A website developed to standards will naturally perform better. This is because there is less HTML markup code to interpret before rendering in a browser. When a website is standards compliant, content is separated from presentation. In the early days of the web, designers used the HTML <table> markup to layout a page. While the pages looked good, internally a browser had to interpret all markup code for page rendering. The W3C standard specifies that all rendering instructions go in custom style sheets (CSS). The standard also recommends using XHTML and the strict option in the DOCTYPE declaration so that there will be little chance of mixing presentation markup with content. Since linked CSS files are cached in a browser, there is no need to transfer rendering code for every page load.
Standards compliance means a better experience for your users. There is nothing more frustrating for a website visitor than to stumble over broken links. Broken links also make it difficult for search engine crawlers to follow every path required for getting your site indexed. The W3C Consortium provides a free link checker that can evaluate and report the condition of your site’s URLs (Uniform Resource Locator).
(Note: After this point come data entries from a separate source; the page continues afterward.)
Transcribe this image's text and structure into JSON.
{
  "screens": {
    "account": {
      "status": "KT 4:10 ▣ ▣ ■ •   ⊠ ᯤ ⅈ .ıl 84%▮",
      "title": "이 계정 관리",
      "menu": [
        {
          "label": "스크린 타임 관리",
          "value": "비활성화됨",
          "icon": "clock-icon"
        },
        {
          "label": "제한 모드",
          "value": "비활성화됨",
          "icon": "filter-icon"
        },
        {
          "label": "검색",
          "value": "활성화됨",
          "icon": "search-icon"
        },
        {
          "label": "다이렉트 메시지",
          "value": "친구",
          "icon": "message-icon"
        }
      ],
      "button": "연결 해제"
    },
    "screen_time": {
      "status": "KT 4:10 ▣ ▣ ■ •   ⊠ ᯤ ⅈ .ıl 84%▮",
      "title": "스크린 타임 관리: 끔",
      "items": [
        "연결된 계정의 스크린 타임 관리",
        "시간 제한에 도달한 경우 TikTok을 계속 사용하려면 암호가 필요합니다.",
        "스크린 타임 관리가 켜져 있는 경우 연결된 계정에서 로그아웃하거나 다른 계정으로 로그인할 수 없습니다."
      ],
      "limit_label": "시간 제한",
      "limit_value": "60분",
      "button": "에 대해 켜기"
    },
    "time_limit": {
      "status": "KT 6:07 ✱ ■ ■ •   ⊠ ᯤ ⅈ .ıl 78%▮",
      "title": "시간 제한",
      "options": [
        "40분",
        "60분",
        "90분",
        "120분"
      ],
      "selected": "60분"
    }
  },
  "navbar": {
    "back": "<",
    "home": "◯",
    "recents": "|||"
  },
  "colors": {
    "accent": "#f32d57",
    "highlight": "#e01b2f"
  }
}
By complying with standards, you will save on maintenance costs in the long run. More than likely, you’ll have changes that need to be made to your website in the future. There is always a possibility that you will not be able to use the same website design service that you hired before. Consider that a website built on standards can be picked up by any designer and changed much more easily because it won’t have a unique implementation style. It takes way too long (at an additional cost to you) for a designer to try and figure out what his or her predecessor was doing in the code.